Workshop on Important Arthropod Pests of the Caribbean Basin Amenable to Biological Control: Homoptera, Coleoptera, Lepidoptera: Overview of Biological Control of Homopterous Pests in the Caribbean

H. W. Browning

Abstract


The potential for biological control of homopterous pests of agricultural crops in the Caribbean region is supported by a rich history of successes and some biological and ecological attributes which favor this approach to pest management.
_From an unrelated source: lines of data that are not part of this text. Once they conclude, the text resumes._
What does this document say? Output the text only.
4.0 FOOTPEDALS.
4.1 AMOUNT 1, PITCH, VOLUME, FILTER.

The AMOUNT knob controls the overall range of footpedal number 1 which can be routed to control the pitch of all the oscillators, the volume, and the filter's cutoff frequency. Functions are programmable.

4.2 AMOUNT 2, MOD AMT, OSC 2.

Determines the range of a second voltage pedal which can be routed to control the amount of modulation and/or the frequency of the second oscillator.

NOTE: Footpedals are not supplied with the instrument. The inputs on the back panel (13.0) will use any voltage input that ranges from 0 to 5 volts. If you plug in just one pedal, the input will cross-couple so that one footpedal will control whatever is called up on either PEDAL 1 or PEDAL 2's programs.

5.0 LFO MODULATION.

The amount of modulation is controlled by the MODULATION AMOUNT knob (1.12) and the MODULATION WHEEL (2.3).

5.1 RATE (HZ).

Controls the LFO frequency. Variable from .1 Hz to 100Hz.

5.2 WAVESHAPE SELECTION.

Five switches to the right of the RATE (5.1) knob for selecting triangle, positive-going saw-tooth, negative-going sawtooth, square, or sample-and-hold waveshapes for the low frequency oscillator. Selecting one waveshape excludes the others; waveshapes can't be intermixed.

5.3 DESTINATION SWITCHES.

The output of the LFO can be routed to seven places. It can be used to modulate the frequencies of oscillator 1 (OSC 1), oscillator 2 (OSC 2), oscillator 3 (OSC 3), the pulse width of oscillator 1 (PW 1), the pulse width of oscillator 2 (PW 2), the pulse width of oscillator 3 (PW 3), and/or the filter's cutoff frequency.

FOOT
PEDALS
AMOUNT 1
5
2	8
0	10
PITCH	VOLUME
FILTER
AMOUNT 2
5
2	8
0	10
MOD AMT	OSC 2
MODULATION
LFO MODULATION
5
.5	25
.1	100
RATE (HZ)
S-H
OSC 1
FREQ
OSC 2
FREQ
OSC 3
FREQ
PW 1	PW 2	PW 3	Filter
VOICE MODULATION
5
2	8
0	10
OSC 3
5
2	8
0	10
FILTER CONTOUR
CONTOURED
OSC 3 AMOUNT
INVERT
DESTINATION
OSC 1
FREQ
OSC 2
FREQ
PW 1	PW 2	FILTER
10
A review of the discovery and importation of parasites and predators of citrus blackfly, Aleurocanthus woglumi Ashby into Caribbean Basin countries and subsequent repeated utilization of these natural enemies in newly invaded areas provides evidence that: 1.) Success with a pest in one area is generally transferrable, particularly if cooperation can be established; 2.) More than one natural enemy species can be utilized, and several species can contribute to the ultimate success of the project; 3.) Natural enemies from different regions are sometimes effective under varying conditions in the target areas of introduction; 4.) Successful suppression of a serious pest over a broad area can be obtained with little initial investment via classical biological control; and 5.) No deleterious effects of the successful biological control effort on citrus blackfly were identified, compared to those associated with repeated use of chemical pesticides over a similar area of infestation. Other examples cited provide evidence for the continued emphasis on development and implementation of biological control of the Homoptera.